Mavi yolculuk turlarında, genellikle iki öğün (sabah ve akşam) açık büfe yemek veriliyor. Yemek seçenekleri yolcular tarafından önceden sipariş edilebiliyor. Kişisel tekne kiralamalarda ya da kapalı grup oluşturma durumlarında özel aşçı hizmeti almak mümkün. Ayrıca çoğu kez sadece denizyoluyla ulaşılabilen koylardaki balık restoranları mavi yolculukları lezzetlendiriyor.
Yolculukta hangi aktiviteler yapılabilir?
Teknelerde genellikle sörf, kano, palet, dürbün, şnorkel ve olta takımı oluyor. Ücret karşılığında su kayağı yapma imkânı da sağlanıyor. Jet ski, parasailing, banana ve ringo gibi araçlarla eğlenceli aktiviteler yapmak isteyenler, güzergâh üzerindeki koylardaki su sporları kulüplerinin hizmetlerinden faydalanabiliyor. Ayrıca dalış amaçlı turlara katılmak da mümkün.
Yanıma neler almalıyım?
Teknenin güvertesinde yıldızlı gecelerin tadını çıkarmak istiyorsanız uyku tulumunuzu yanınıza alın. Çevre yürüyüşleri için spor ayakkabı ve rahat giysilere ihtiyacınız olabilir. Güneş kremi, şapka, mayo, yağmurluk, sinek ilacı, ağrı kesici, deniz tutmasına karşı ilaç, kitap ve fotoğraf makinesi unutulmaması gerekenler arasında.

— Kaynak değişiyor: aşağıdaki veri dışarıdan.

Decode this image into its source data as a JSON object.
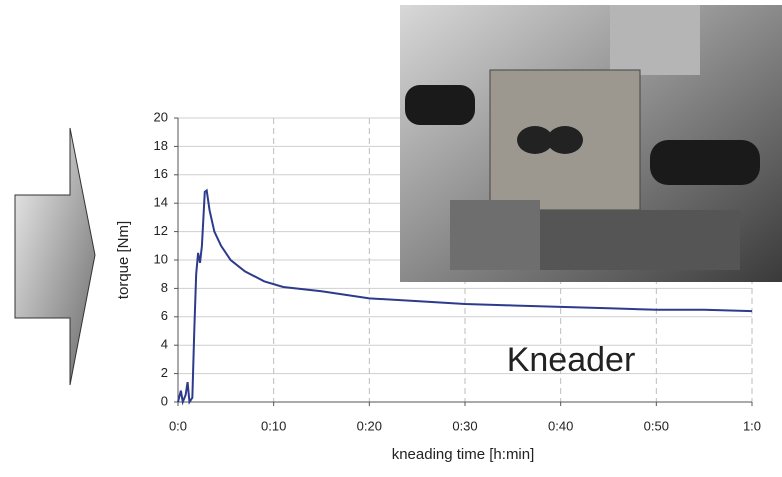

Seyahat yeterince konforlu mu?
Sıcak günlerde yola çıkacaksanız, teknenizde klima olmasına dikkat etmenizde fayda var. Çoğunlukla denizi görebileceğiniz şekilde tasarlanan kabinlerde yataklar geniş ve rahat. Nevresim takımları ve havlular sık sık değiştiriliyor. Ayrıca kıyıya pratik şekilde ulaşmanızı sağlayacak plastik botlar da teknede her zaman hazır tutuluyor.
Teknede günler nasıl geçiyor?
Öğle güneşi bastırmadan ve günbatımına yakın saatler, deniz seyrinin en güzel anları. Güneşin en yakıcı saatleri, sakin bir koya demirleyip bol bol yüzmek, uyumak, keşif yürüyüşleri düzenlemek, alışveriş yapmak ya da salaş bir balıkçı lokantasında ziyafet çekmek için en uygun anlar. Yıldızlı ve rüzgârsız gecelerde güvertede gecelemekse bulunmaz bir ayrıcalık.
Ne kadar bütçe ayırmak gerekiyor?
Güney Ege kıyılarında, 3-4 kabinli, 6-8 kişilik küçük aile grupları için haftalık tur fiyatları eylül ayında 50-55 bin liradan başlıyor. Fiyat ekim ayında 40 bin liraya kadar düşüyor. Fiyatlara, yemek ve içecekler dahil değil. Tekne büyüdükçe fiyat artıyor. 2022 yılının yaz sonu ve sonbahar aylarında kişi başı maliyet, bir haftalık tatil için yaklaşık 10 bin lira olarak düşünülebilir.